We hebben weer twee bonte bentheimer landvarkens opgehaald: gelt Aagje en een borg Harm. Met Aagje gaan we fokken.
Hier zijn ze nog tussen hun zussen en balloze broers.
Lijnen
Van varkens worden bloedlijnen bijgehouden. Hoewel niet doorslaggevend, is het globaal handig om inkruising te voorkomen. Maar uiteindelijk gelden, net als bij de mens, de fysieke voorouders.
Jet is afgelopen najaar geslacht omdat ze maar niet drachtig werd. Koos x Janneke heeft nakomelingen voortgebracht. Koos liep op een gegeven moment met zijn achterpoot te trekken en gangbare maatregelen hielpen niet. Diagnose: een geblesseerde linker achterheup. Wij mensen kennen iets als kunstheupen. Zo niet voor bonte bentheimers. Koos zou eerst 7 juli worden geslacht, maar dat hebben we uitgesteld omdat Janneke dan een periode alleen zou zijn. Nu zijn Aagje en Harm (H-lijn) er. Ze komen van De Broer in Laren Gld. Koos wordt in oktober omgezet in droge worst.
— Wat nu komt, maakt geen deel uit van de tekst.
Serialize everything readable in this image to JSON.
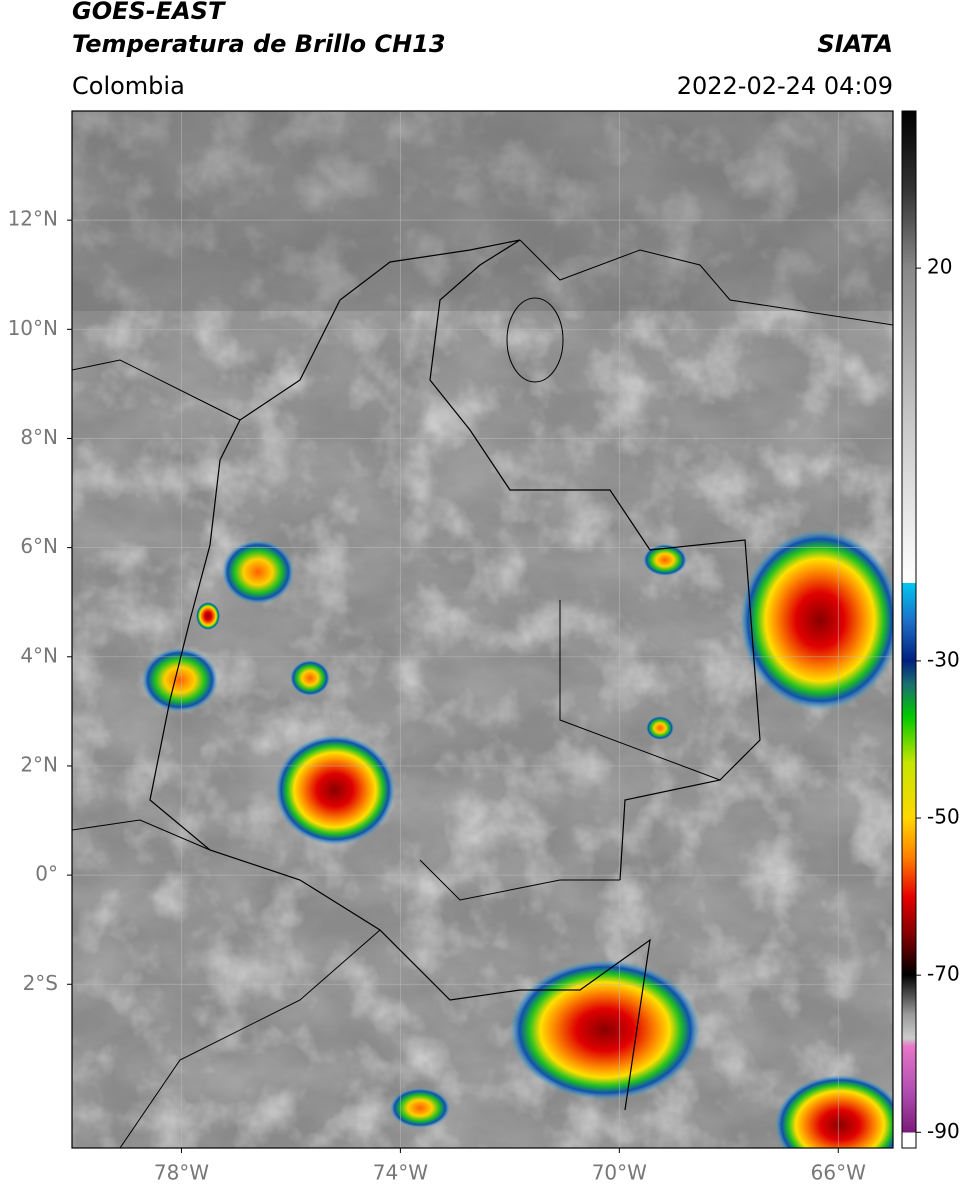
{
  "header": {
    "title": "GOES-EAST",
    "subtitle": "Temperatura de Brillo CH13",
    "region": "Colombia",
    "source": "SIATA",
    "datetime": "2022-02-24 04:09"
  },
  "map": {
    "lon_range": [
      -80,
      -65
    ],
    "lat_range": [
      -5,
      14
    ],
    "grid": true,
    "lat_ticks": [
      {
        "value": 12,
        "label": "12°N"
      },
      {
        "value": 10,
        "label": "10°N"
      },
      {
        "value": 8,
        "label": "8°N"
      },
      {
        "value": 6,
        "label": "6°N"
      },
      {
        "value": 4,
        "label": "4°N"
      },
      {
        "value": 2,
        "label": "2°N"
      },
      {
        "value": 0,
        "label": "0°"
      },
      {
        "value": -2,
        "label": "2°S"
      }
    ],
    "lon_ticks": [
      {
        "value": -78,
        "label": "78°W"
      },
      {
        "value": -74,
        "label": "74°W"
      },
      {
        "value": -70,
        "label": "70°W"
      },
      {
        "value": -66,
        "label": "66°W"
      }
    ]
  },
  "colorbar": {
    "range": [
      -92,
      40
    ],
    "ticks": [
      20,
      -30,
      -50,
      -70,
      -90
    ]
  }
}
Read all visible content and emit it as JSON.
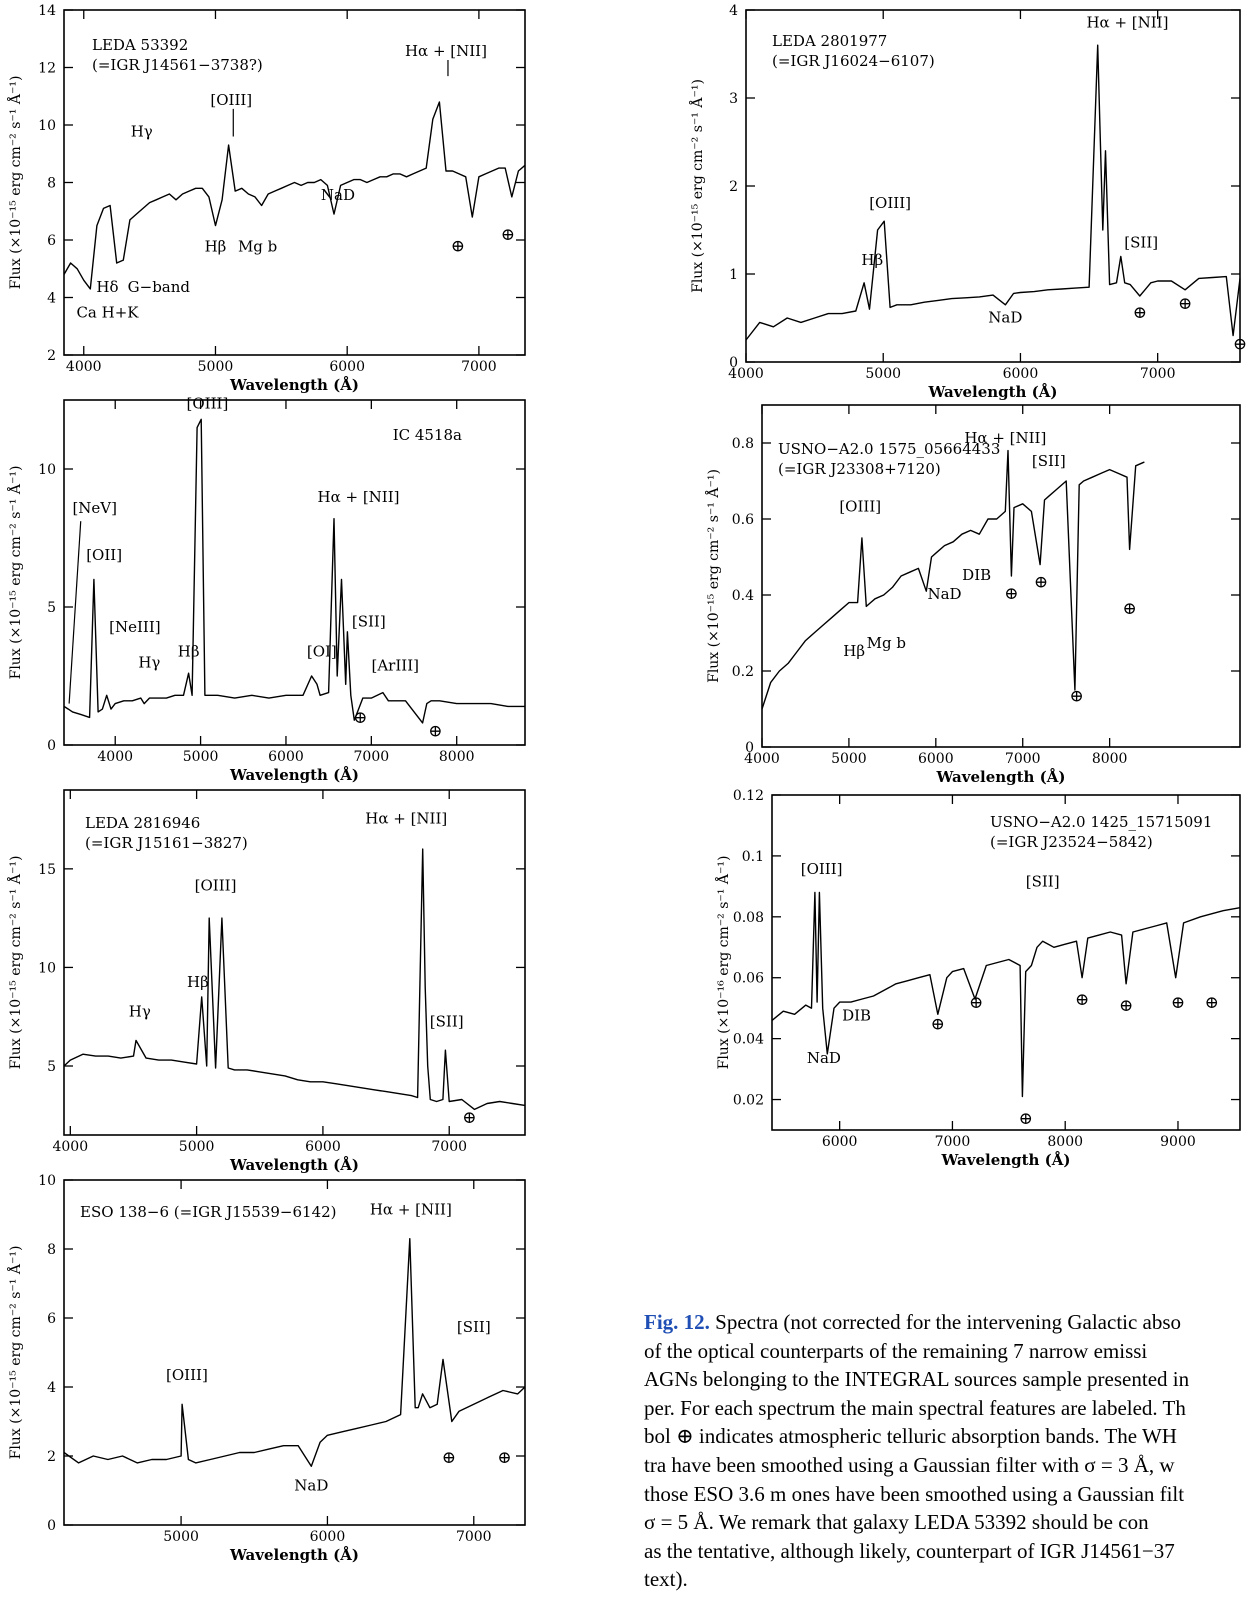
{
  "figure": {
    "caption_label": "Fig. 12.",
    "caption_lines": [
      "Spectra (not corrected for the intervening Galactic abso",
      "of the optical counterparts of the remaining 7 narrow emissi",
      "AGNs belonging to the INTEGRAL sources sample presented in",
      "per. For each spectrum the main spectral features are labeled. Th",
      "bol ⊕ indicates atmospheric telluric absorption bands. The WH",
      "tra have been smoothed using a Gaussian filter with σ = 3 Å, w",
      "those ESO 3.6 m ones have been smoothed using a Gaussian filt",
      "σ = 5 Å. We remark that galaxy LEDA 53392 should be con",
      "as the tentative, although likely, counterpart of IGR J14561−37",
      "text)."
    ]
  },
  "chart_data": [
    {
      "type": "line",
      "id": "leda53392",
      "name_lines": [
        "LEDA 53392",
        "(=IGR J14561−3738?)"
      ],
      "xlabel": "Wavelength (Å)",
      "ylabel": "Flux (×10⁻¹⁵ erg cm⁻² s⁻¹ Å⁻¹)",
      "xlim": [
        3850,
        7350
      ],
      "ylim": [
        2,
        14
      ],
      "xticks": [
        4000,
        5000,
        6000,
        7000
      ],
      "yticks": [
        2,
        4,
        6,
        8,
        10,
        12,
        14
      ],
      "x": [
        3850,
        3900,
        3950,
        4000,
        4050,
        4100,
        4150,
        4200,
        4250,
        4300,
        4350,
        4400,
        4450,
        4500,
        4550,
        4600,
        4650,
        4700,
        4750,
        4800,
        4850,
        4900,
        4950,
        5000,
        5050,
        5100,
        5150,
        5200,
        5250,
        5300,
        5350,
        5400,
        5450,
        5500,
        5550,
        5600,
        5650,
        5700,
        5750,
        5800,
        5850,
        5900,
        5950,
        6000,
        6050,
        6100,
        6150,
        6200,
        6250,
        6300,
        6350,
        6400,
        6450,
        6500,
        6550,
        6600,
        6650,
        6700,
        6750,
        6800,
        6850,
        6900,
        6950,
        7000,
        7050,
        7100,
        7150,
        7200,
        7250,
        7300,
        7350
      ],
      "flux": [
        4.8,
        5.2,
        5.0,
        4.6,
        4.3,
        6.5,
        7.1,
        7.2,
        5.2,
        5.3,
        6.7,
        6.9,
        7.1,
        7.3,
        7.4,
        7.5,
        7.6,
        7.4,
        7.6,
        7.7,
        7.8,
        7.8,
        7.5,
        6.5,
        7.4,
        9.3,
        7.7,
        7.8,
        7.6,
        7.5,
        7.2,
        7.6,
        7.7,
        7.8,
        7.9,
        8.0,
        7.9,
        8.0,
        8.0,
        8.1,
        7.9,
        6.9,
        7.9,
        8.0,
        8.1,
        8.1,
        8.0,
        8.1,
        8.2,
        8.2,
        8.3,
        8.3,
        8.2,
        8.3,
        8.4,
        8.5,
        10.2,
        10.8,
        8.4,
        8.4,
        8.3,
        8.2,
        6.8,
        8.2,
        8.3,
        8.4,
        8.5,
        8.5,
        7.5,
        8.4,
        8.6
      ],
      "annotations": [
        "Hα + [NII]",
        "[OIII]",
        "Hγ",
        "Hβ",
        "Mg b",
        "NaD",
        "Hδ",
        "G−band",
        "Ca H+K",
        "⊕",
        "⊕"
      ]
    },
    {
      "type": "line",
      "id": "ic4518a",
      "name_lines": [
        "IC 4518a"
      ],
      "xlabel": "Wavelength (Å)",
      "ylabel": "Flux (×10⁻¹⁵ erg cm⁻² s⁻¹ Å⁻¹)",
      "xlim": [
        3400,
        8800
      ],
      "ylim": [
        0,
        12.5
      ],
      "xticks": [
        4000,
        5000,
        6000,
        7000,
        8000
      ],
      "yticks": [
        0,
        5,
        10
      ],
      "x": [
        3400,
        3450,
        3500,
        3600,
        3700,
        3750,
        3800,
        3850,
        3900,
        3950,
        4000,
        4100,
        4200,
        4300,
        4340,
        4400,
        4500,
        4600,
        4700,
        4800,
        4860,
        4900,
        4959,
        5007,
        5050,
        5100,
        5200,
        5400,
        5600,
        5800,
        6000,
        6200,
        6300,
        6364,
        6400,
        6500,
        6563,
        6600,
        6650,
        6700,
        6720,
        6760,
        6800,
        6900,
        7000,
        7136,
        7200,
        7400,
        7600,
        7650,
        7700,
        7800,
        8000,
        8200,
        8400,
        8600,
        8800
      ],
      "flux": [
        1.4,
        1.3,
        1.2,
        1.1,
        1.0,
        6.0,
        1.2,
        1.3,
        1.8,
        1.3,
        1.5,
        1.6,
        1.6,
        1.7,
        1.5,
        1.7,
        1.7,
        1.7,
        1.8,
        1.8,
        2.6,
        1.8,
        11.5,
        11.8,
        1.8,
        1.8,
        1.8,
        1.7,
        1.8,
        1.7,
        1.8,
        1.8,
        2.5,
        2.2,
        1.8,
        1.9,
        8.2,
        2.5,
        6.0,
        2.2,
        4.1,
        1.8,
        0.9,
        1.7,
        1.7,
        1.9,
        1.6,
        1.6,
        0.8,
        1.5,
        1.6,
        1.6,
        1.5,
        1.5,
        1.5,
        1.4,
        1.4
      ],
      "annotations": [
        "[OIII]",
        "[NeV]",
        "[OII]",
        "[NeIII]",
        "Hγ",
        "Hβ",
        "Hα + [NII]",
        "[SII]",
        "[OI]",
        "[ArIII]",
        "⊕",
        "⊕"
      ]
    },
    {
      "type": "line",
      "id": "leda2816946",
      "name_lines": [
        "LEDA 2816946",
        "(=IGR J15161−3827)"
      ],
      "xlabel": "Wavelength (Å)",
      "ylabel": "Flux (×10⁻¹⁵ erg cm⁻² s⁻¹ Å⁻¹)",
      "xlim": [
        3950,
        7600
      ],
      "ylim": [
        1.5,
        19
      ],
      "xticks": [
        4000,
        5000,
        6000,
        7000
      ],
      "yticks": [
        5,
        10,
        15
      ],
      "x": [
        3950,
        4000,
        4100,
        4200,
        4300,
        4400,
        4500,
        4520,
        4600,
        4700,
        4800,
        4900,
        5000,
        5040,
        5080,
        5100,
        5150,
        5200,
        5250,
        5300,
        5400,
        5500,
        5600,
        5700,
        5800,
        5900,
        6000,
        6100,
        6200,
        6300,
        6400,
        6500,
        6600,
        6700,
        6750,
        6790,
        6810,
        6830,
        6850,
        6900,
        6950,
        6970,
        7000,
        7100,
        7200,
        7300,
        7400,
        7500,
        7600
      ],
      "flux": [
        5.0,
        5.3,
        5.6,
        5.5,
        5.5,
        5.4,
        5.5,
        6.3,
        5.4,
        5.3,
        5.3,
        5.2,
        5.1,
        8.5,
        5.0,
        12.5,
        4.9,
        12.5,
        4.9,
        4.8,
        4.8,
        4.7,
        4.6,
        4.5,
        4.3,
        4.2,
        4.2,
        4.1,
        4.0,
        3.9,
        3.8,
        3.7,
        3.6,
        3.5,
        3.4,
        16.0,
        9.0,
        5.0,
        3.3,
        3.2,
        3.3,
        5.8,
        3.2,
        3.3,
        2.8,
        3.1,
        3.2,
        3.1,
        3.0
      ],
      "annotations": [
        "Hα + [NII]",
        "[OIII]",
        "Hβ",
        "Hγ",
        "[SII]",
        "⊕"
      ]
    },
    {
      "type": "line",
      "id": "eso1386",
      "name_lines": [
        "ESO 138−6 (=IGR J15539−6142)"
      ],
      "xlabel": "Wavelength (Å)",
      "ylabel": "Flux (×10⁻¹⁵ erg cm⁻² s⁻¹ Å⁻¹)",
      "xlim": [
        4200,
        7350
      ],
      "ylim": [
        0,
        10
      ],
      "xticks": [
        5000,
        6000,
        7000
      ],
      "yticks": [
        0,
        2,
        4,
        6,
        8,
        10
      ],
      "x": [
        4200,
        4300,
        4400,
        4500,
        4600,
        4700,
        4800,
        4900,
        5000,
        5007,
        5050,
        5100,
        5200,
        5300,
        5400,
        5500,
        5600,
        5700,
        5800,
        5890,
        5950,
        6000,
        6100,
        6200,
        6300,
        6400,
        6500,
        6600,
        6563,
        6620,
        6650,
        6700,
        6750,
        6790,
        6850,
        6900,
        7000,
        7100,
        7200,
        7300,
        7350
      ],
      "flux": [
        2.1,
        1.8,
        2.0,
        1.9,
        2.0,
        1.8,
        1.9,
        1.9,
        2.0,
        3.5,
        1.9,
        1.8,
        1.9,
        2.0,
        2.1,
        2.1,
        2.2,
        2.3,
        2.3,
        1.7,
        2.4,
        2.6,
        2.7,
        2.8,
        2.9,
        3.0,
        3.2,
        3.4,
        8.3,
        3.4,
        3.8,
        3.4,
        3.5,
        4.8,
        3.0,
        3.3,
        3.5,
        3.7,
        3.9,
        3.8,
        4.0
      ],
      "annotations": [
        "Hα + [NII]",
        "[SII]",
        "[OIII]",
        "NaD",
        "⊕",
        "⊕"
      ]
    },
    {
      "type": "line",
      "id": "leda2801977",
      "name_lines": [
        "LEDA 2801977",
        "(=IGR J16024−6107)"
      ],
      "xlabel": "Wavelength (Å)",
      "ylabel": "Flux (×10⁻¹⁵ erg cm⁻² s⁻¹ Å⁻¹)",
      "xlim": [
        4000,
        7600
      ],
      "ylim": [
        0,
        4
      ],
      "xticks": [
        4000,
        5000,
        6000,
        7000
      ],
      "yticks": [
        0,
        1,
        2,
        3,
        4
      ],
      "x": [
        4000,
        4100,
        4200,
        4300,
        4400,
        4500,
        4600,
        4700,
        4800,
        4861,
        4900,
        4959,
        5007,
        5050,
        5100,
        5200,
        5300,
        5400,
        5500,
        5600,
        5700,
        5800,
        5890,
        5950,
        6000,
        6100,
        6200,
        6300,
        6400,
        6500,
        6563,
        6600,
        6620,
        6650,
        6700,
        6731,
        6760,
        6800,
        6870,
        6950,
        7000,
        7100,
        7200,
        7300,
        7400,
        7500,
        7550,
        7600
      ],
      "flux": [
        0.25,
        0.45,
        0.4,
        0.5,
        0.45,
        0.5,
        0.55,
        0.55,
        0.58,
        0.9,
        0.6,
        1.5,
        1.6,
        0.62,
        0.65,
        0.65,
        0.68,
        0.7,
        0.72,
        0.73,
        0.74,
        0.76,
        0.65,
        0.78,
        0.79,
        0.8,
        0.82,
        0.83,
        0.84,
        0.85,
        3.6,
        1.5,
        2.4,
        0.88,
        0.9,
        1.2,
        0.9,
        0.88,
        0.75,
        0.9,
        0.92,
        0.92,
        0.82,
        0.95,
        0.96,
        0.97,
        0.3,
        0.95
      ],
      "annotations": [
        "Hα + [NII]",
        "[OIII]",
        "[SII]",
        "Hβ",
        "NaD",
        "⊕",
        "⊕",
        "⊕"
      ]
    },
    {
      "type": "line",
      "id": "usno1575",
      "name_lines": [
        "USNO−A2.0 1575_05664433",
        "(=IGR J23308+7120)"
      ],
      "xlabel": "Wavelength (Å)",
      "ylabel": "Flux (×10⁻¹⁵ erg cm⁻² s⁻¹ Å⁻¹)",
      "xlim": [
        4000,
        9500
      ],
      "ylim": [
        0,
        0.9
      ],
      "xticks": [
        4000,
        5000,
        6000,
        7000,
        8000
      ],
      "yticks": [
        0,
        0.2,
        0.4,
        0.6,
        0.8
      ],
      "x": [
        4000,
        4100,
        4200,
        4300,
        4400,
        4500,
        4600,
        4700,
        4800,
        4900,
        5000,
        5100,
        5150,
        5200,
        5250,
        5300,
        5400,
        5500,
        5600,
        5700,
        5800,
        5890,
        5950,
        6000,
        6100,
        6200,
        6300,
        6400,
        6500,
        6600,
        6700,
        6800,
        6830,
        6870,
        6900,
        7000,
        7100,
        7200,
        7250,
        7300,
        7400,
        7500,
        7600,
        7650,
        7700,
        7800,
        7900,
        8000,
        8100,
        8200,
        8230,
        8300,
        8400
      ],
      "flux": [
        0.1,
        0.17,
        0.2,
        0.22,
        0.25,
        0.28,
        0.3,
        0.32,
        0.34,
        0.36,
        0.38,
        0.38,
        0.55,
        0.37,
        0.38,
        0.39,
        0.4,
        0.42,
        0.45,
        0.46,
        0.47,
        0.41,
        0.5,
        0.51,
        0.53,
        0.54,
        0.56,
        0.57,
        0.56,
        0.6,
        0.6,
        0.62,
        0.78,
        0.45,
        0.63,
        0.64,
        0.62,
        0.48,
        0.65,
        0.66,
        0.68,
        0.7,
        0.15,
        0.69,
        0.7,
        0.71,
        0.72,
        0.73,
        0.72,
        0.71,
        0.52,
        0.74,
        0.75
      ],
      "annotations": [
        "Hα + [NII]",
        "[SII]",
        "[OIII]",
        "DIB",
        "NaD",
        "Hβ",
        "Mg b",
        "⊕",
        "⊕",
        "⊕",
        "⊕"
      ]
    },
    {
      "type": "line",
      "id": "usno1425",
      "name_lines": [
        "USNO−A2.0 1425_15715091",
        "(=IGR J23524−5842)"
      ],
      "xlabel": "Wavelength (Å)",
      "ylabel": "Flux (×10⁻¹⁶ erg cm⁻² s⁻¹ Å⁻¹)",
      "xlim": [
        5400,
        9550
      ],
      "ylim": [
        0.01,
        0.12
      ],
      "xticks": [
        6000,
        7000,
        8000,
        9000
      ],
      "yticks": [
        0.02,
        0.04,
        0.06,
        0.08,
        0.1,
        0.12
      ],
      "x": [
        5400,
        5500,
        5600,
        5700,
        5750,
        5780,
        5800,
        5820,
        5850,
        5890,
        5950,
        6000,
        6100,
        6200,
        6300,
        6400,
        6500,
        6600,
        6700,
        6800,
        6870,
        6950,
        7000,
        7100,
        7200,
        7300,
        7400,
        7500,
        7600,
        7620,
        7650,
        7700,
        7750,
        7800,
        7850,
        7900,
        8000,
        8100,
        8150,
        8200,
        8300,
        8400,
        8500,
        8540,
        8600,
        8700,
        8800,
        8900,
        8980,
        9050,
        9200,
        9400,
        9550
      ],
      "flux": [
        0.046,
        0.049,
        0.048,
        0.051,
        0.05,
        0.088,
        0.052,
        0.088,
        0.05,
        0.035,
        0.05,
        0.052,
        0.052,
        0.053,
        0.054,
        0.056,
        0.058,
        0.059,
        0.06,
        0.061,
        0.048,
        0.06,
        0.062,
        0.063,
        0.053,
        0.064,
        0.065,
        0.066,
        0.064,
        0.021,
        0.062,
        0.064,
        0.07,
        0.072,
        0.071,
        0.07,
        0.071,
        0.072,
        0.06,
        0.073,
        0.074,
        0.075,
        0.074,
        0.058,
        0.075,
        0.076,
        0.077,
        0.078,
        0.06,
        0.078,
        0.08,
        0.082,
        0.083
      ],
      "annotations": [
        "[OIII]",
        "[SII]",
        "DIB",
        "NaD",
        "⊕",
        "⊕",
        "⊕",
        "⊕",
        "⊕",
        "⊕",
        "⊕"
      ]
    }
  ]
}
Een zeug die niet eerder heeft geworpen heet een gelt. Een gecastreerd beertje heet een borg. We hebben tot nu toe gefokt voor het ras. Oké, Jet is geslacht, maar dat was niet van meet af aan de opzet. Nu geldt Harm wel dat lot. Oktober 2014. In tegenstelling tot industrievarkens zijn bonte bentheimers na pakweg een jaar op slachtgewicht van 100 à 110 kg.